One of the best things about learning the language has been the ability to use it on air.
"I love it when I know a te reo speaker I'm interviewing and they feel comfortable to speak our language. That's where I get the most joy from. That they feel safe in that space – the person speaking to them understands."
When the twins were born, Jenny-May and Dean gave them Māori middle names so they could choose which name they preferred when they grew up. Charles Atawhai Te Waka includes Jenny-May's grand-father's first name, as well as her father's name – Charles was also her late brother's name. Anthony Te Manahau Maurice has Dean's grandfather's first name, Maurice is his dad's (the boys' Pop), and Te Manahau is Scotty Morrison's given Māori name, so they asked their good friend for his blessing.
"We got a big warning from Aunty Stace [Stacey Morrison] – if you name him that, don't come crying on my door when he's like that," laughs Jenny-May. And yes, Te Manahau, which means cheerful, joyful and a little bit cheeky, lives up to his moniker; when the Weekly arrived he said his name was Atawhai.
Dean, who is Pākehā, is the latest in the family to learn te reo, and both Jenny-May and Dean have a combination of traditional and contemporary Māori tattoos – Dean's tells the story of his extended whānau, including one on his arm that shows a waka travelling down the coast to Jenny-May's hometown of Piopio, his own family crest in the middle. Like her husband, Jenny-May has a contemporary Māori design on her ring finger.

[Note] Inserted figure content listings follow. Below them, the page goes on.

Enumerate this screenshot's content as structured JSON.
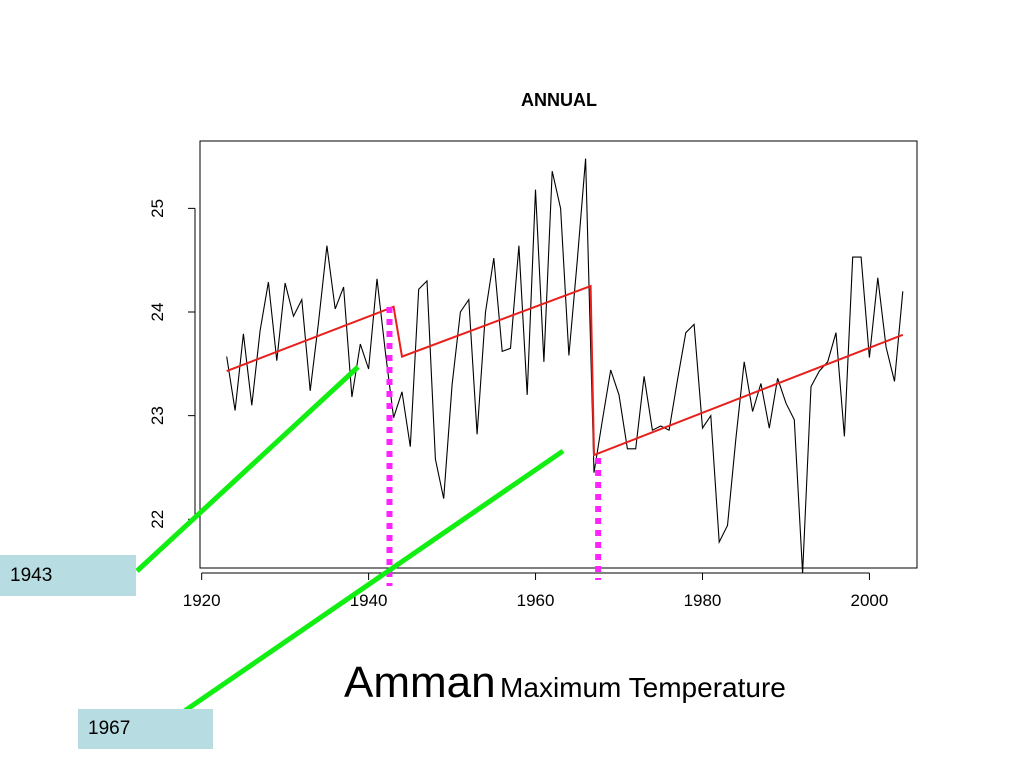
{
  "chart_data": {
    "type": "line",
    "title": "ANNUAL",
    "xlabel": "",
    "ylabel": "",
    "xlim": [
      1919.8,
      2005.7
    ],
    "ylim": [
      21.53,
      25.65
    ],
    "xticks": [
      "1920",
      "1940",
      "1960",
      "1980",
      "2000"
    ],
    "yticks": [
      "22",
      "23",
      "24",
      "25"
    ],
    "grid": false,
    "series": [
      {
        "color": "#000000",
        "x": [
          1923,
          1924,
          1925,
          1926,
          1927,
          1928,
          1929,
          1930,
          1931,
          1932,
          1933,
          1934,
          1935,
          1936,
          1937,
          1938,
          1939,
          1940,
          1941,
          1942,
          1943,
          1944,
          1945,
          1946,
          1947,
          1948,
          1949,
          1950,
          1951,
          1952,
          1953,
          1954,
          1955,
          1956,
          1957,
          1958,
          1959,
          1960,
          1961,
          1962,
          1963,
          1964,
          1965,
          1966,
          1967,
          1968,
          1969,
          1970,
          1971,
          1972,
          1973,
          1974,
          1975,
          1976,
          1977,
          1978,
          1979,
          1980,
          1981,
          1982,
          1983,
          1984,
          1985,
          1986,
          1987,
          1988,
          1989,
          1990,
          1991,
          1992,
          1993,
          1994,
          1995,
          1996,
          1997,
          1998,
          1999,
          2000,
          2001,
          2002,
          2003,
          2004
        ],
        "y": [
          23.57,
          23.05,
          23.79,
          23.1,
          23.82,
          24.29,
          23.53,
          24.28,
          23.96,
          24.12,
          23.24,
          23.9,
          24.64,
          24.03,
          24.24,
          23.18,
          23.69,
          23.45,
          24.32,
          23.62,
          22.98,
          23.23,
          22.7,
          24.22,
          24.3,
          22.58,
          22.2,
          23.3,
          24.0,
          24.12,
          22.82,
          24.0,
          24.52,
          23.62,
          23.65,
          24.64,
          23.2,
          25.18,
          23.52,
          25.36,
          25.0,
          23.58,
          24.5,
          25.48,
          22.45,
          22.95,
          23.44,
          23.2,
          22.68,
          22.68,
          23.38,
          22.86,
          22.9,
          22.86,
          23.34,
          23.8,
          23.88,
          22.88,
          23.0,
          21.78,
          21.94,
          22.78,
          23.52,
          23.04,
          23.31,
          22.88,
          23.36,
          23.12,
          22.96,
          21.48,
          23.28,
          23.43,
          23.52,
          23.8,
          22.8,
          24.53,
          24.53,
          23.56,
          24.33,
          23.66,
          23.33,
          24.2
        ]
      }
    ],
    "fitted_segments": [
      {
        "color": "#e8201c",
        "x": [
          1923,
          1943
        ],
        "y": [
          23.43,
          24.05
        ]
      },
      {
        "color": "#e8201c",
        "x": [
          1944,
          1966.6
        ],
        "y": [
          23.57,
          24.25
        ]
      },
      {
        "color": "#e8201c",
        "x": [
          1967,
          2004
        ],
        "y": [
          22.62,
          23.78
        ]
      }
    ],
    "breakpoints": [
      {
        "x": 1942.5,
        "label": "1943",
        "color": "#ff22ff"
      },
      {
        "x": 1967.5,
        "label": "1967",
        "color": "#ff22ff"
      }
    ],
    "annotations": [
      {
        "label": "1943",
        "color": "#11ee11"
      },
      {
        "label": "1967",
        "color": "#11ee11"
      }
    ],
    "caption": {
      "city": "Amman",
      "variable": "Maximum Temperature"
    }
  }
}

"It seems like a beautiful story, but at the end of the day, it's because I kept losing my wedding rings," she laughs of the greenstone piece that broke while at the gym, and the $20 versions she bought to replace it.
But it doesn't take away from the beautiful – somewhat mystical – story of how they met. About two weeks beforehand, Dean was at his parents' house, when Jenny-May came on TV reading the news.

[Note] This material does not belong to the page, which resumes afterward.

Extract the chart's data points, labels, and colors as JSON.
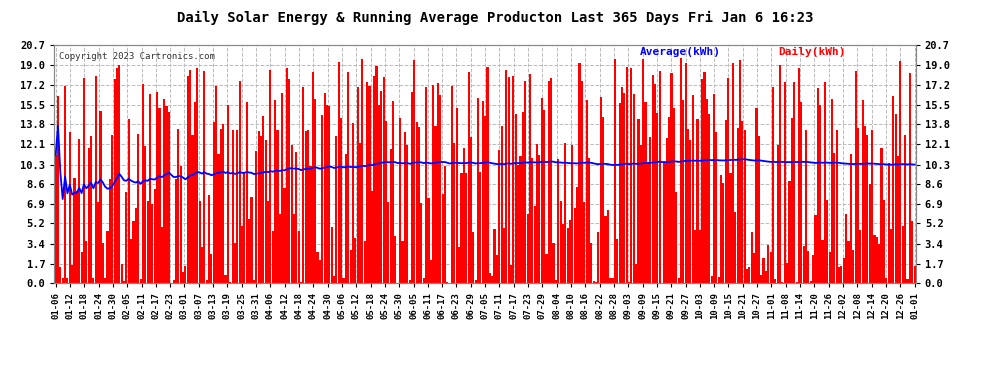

"Mum said, 'She'd be a good catch for you, son.' I said, 'Don't be stupid.' She was like, 'No, I've read the article – she's 40, single, she's this or that ...' I'm like, 'How the hell would I ever meet someone like that?'"
Then a counsellor he'd been seeing turned psychic, telling him on the Tuesday, "You're going to meet someone; she's going to walk into the room and she's this height, and this is how she'll look."

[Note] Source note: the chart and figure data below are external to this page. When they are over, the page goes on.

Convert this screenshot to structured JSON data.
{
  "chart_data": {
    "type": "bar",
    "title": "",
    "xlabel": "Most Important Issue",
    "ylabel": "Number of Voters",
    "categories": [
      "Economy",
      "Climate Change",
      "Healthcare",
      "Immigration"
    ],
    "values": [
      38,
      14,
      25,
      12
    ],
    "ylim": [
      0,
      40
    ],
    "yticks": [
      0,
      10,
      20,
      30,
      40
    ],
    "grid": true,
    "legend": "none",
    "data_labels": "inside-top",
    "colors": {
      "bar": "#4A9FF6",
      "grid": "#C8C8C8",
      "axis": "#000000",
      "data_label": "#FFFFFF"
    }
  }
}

On the Thursday, he went to a Ponsonby bar to play darts, "and she walks through the door just like that". The attraction was just as instant for Jenny-May.
"I knew. It was really bizarre. When I saw him, I looked away because there was a connection. It was like we'd known each other. And the conversation went real deep really quickly."
Part of it included Dean telling her about his daughters, "the centre of his world", and it was this detail that Jenny-May says solidified her instinct about his character. A discussion about having more kids followed, and seven months later, they were married, announcing to their wedding guests they were three months pregnant with twins.
This summer, the contented couple plan to take the family back to Jenny-May's hometown of Piopio, up north to Kohukohu to stay with Dean's aunty and uncle, then onwards to the east coast to see Jenny-May's mother's marae. Her mum was adopted, and last year they connected with her birth father's whānau. Otherwise, they're looking forward to time at home.
Lockdown was a lesson that "it's okay to be at home and not off on yet another day-trip to entertain people," says Jenny-May. The plan is to hang out by the pool, appreciating the things they have become ever more grateful for during this year – their jobs, home and having loved ones around them.
"I'm a real homebody," says Jenny-May. "It's the simple things that make me happy."